Bukhara is a fairly compact town with a maze of back streets for getting lost in and an ample supply of UNESCO acclaimed restored buildings. At night the main pedestrian street comes alive with kids driving small electric cars, locals walking up and down and old ladies selling various trinkets. It was a nice atmosphere and a perfect place to unwind for a few days in the company of some other Europeans.
It also seems to be one of the meeting points of the cycling touring community. Dan from the UK grew up 20km from myself and has cycled here from Manchester. His ongoing route looks very similar to mine, so we will no doubt meet on the road again. (He left Bukhara a day before me) Ritzo from Holland is also heading to the Pamirs.
The days here were also relatively cool due to some whispy clouds covering the sky.
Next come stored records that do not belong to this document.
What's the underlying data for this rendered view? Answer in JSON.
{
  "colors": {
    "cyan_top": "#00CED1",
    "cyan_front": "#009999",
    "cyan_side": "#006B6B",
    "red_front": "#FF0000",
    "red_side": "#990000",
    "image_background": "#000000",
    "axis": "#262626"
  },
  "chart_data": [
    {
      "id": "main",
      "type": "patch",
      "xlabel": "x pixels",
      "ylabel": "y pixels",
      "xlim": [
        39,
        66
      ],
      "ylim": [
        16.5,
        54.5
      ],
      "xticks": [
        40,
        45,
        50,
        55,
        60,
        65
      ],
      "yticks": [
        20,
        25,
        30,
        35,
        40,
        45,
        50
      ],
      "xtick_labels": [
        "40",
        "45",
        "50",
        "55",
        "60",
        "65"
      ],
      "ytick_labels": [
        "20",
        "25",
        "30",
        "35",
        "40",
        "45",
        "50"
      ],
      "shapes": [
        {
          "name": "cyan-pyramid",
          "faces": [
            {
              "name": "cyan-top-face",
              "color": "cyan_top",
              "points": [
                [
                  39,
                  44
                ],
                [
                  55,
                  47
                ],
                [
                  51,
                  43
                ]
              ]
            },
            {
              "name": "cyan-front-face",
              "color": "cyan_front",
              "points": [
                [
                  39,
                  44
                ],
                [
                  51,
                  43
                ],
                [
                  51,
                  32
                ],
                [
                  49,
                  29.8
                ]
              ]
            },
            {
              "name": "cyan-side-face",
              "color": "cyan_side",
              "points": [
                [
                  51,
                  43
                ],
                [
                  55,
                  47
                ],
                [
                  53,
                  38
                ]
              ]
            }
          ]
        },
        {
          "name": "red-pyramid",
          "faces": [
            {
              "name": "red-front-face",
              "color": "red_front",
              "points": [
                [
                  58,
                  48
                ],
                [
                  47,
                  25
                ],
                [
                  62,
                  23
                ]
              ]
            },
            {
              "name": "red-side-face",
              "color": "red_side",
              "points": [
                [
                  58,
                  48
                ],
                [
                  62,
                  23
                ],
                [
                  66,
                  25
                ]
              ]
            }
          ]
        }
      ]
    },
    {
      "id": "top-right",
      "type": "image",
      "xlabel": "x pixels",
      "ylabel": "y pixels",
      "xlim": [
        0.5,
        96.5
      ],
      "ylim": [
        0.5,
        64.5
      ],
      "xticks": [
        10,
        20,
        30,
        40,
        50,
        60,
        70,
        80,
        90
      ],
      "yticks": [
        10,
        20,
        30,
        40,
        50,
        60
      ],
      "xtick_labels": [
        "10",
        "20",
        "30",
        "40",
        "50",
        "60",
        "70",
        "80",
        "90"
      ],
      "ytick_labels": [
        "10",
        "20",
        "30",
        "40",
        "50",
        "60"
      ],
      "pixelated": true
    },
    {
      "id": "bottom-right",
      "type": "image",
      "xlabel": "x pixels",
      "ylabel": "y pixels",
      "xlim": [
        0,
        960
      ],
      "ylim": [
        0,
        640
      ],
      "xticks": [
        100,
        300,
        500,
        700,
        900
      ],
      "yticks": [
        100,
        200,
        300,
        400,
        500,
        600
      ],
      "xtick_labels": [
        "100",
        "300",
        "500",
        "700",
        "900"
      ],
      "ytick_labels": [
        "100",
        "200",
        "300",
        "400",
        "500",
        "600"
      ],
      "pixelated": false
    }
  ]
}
Apparently the temperatures in Uzbekistan are regularly fudged in the summer as the government has to pay workers more when it hits 40C. There are therefore many days where the mercury peaks at 39C!
From Bukhara it is around 270km on to Samarkand. The countryside is relatively monotonous and flat, but the cycling here is never dull. The locals shout repeatedly ‘hello’ and deeper conversations then go onto ‘hat kuda’ meaning ‘where are you from’. Having got bored with the standard ‘anglia’, I researched a few other countries in my dictionary and then used these for variety. Bus stops here are a welcome retreat. They mostly offer good shade and a chance to cool down, relax and snack on whatever may be found in your panniers.
Vehicle maintenance Uzbekistan style:
After an overnight in Navoiy, I arrived early evening to Samarkand and Bahodir hostel to catch old friends and meet new friends. The staff in the hotel in Navoiy had served me a huge breakfast at 4:30 am which had set me up well for dealing with another day of headwinds. The shady courtyard of Bahodir was full of bikes and new guests are offered watermelon, wafers and tea – just what was needed after over 12 hours on the road.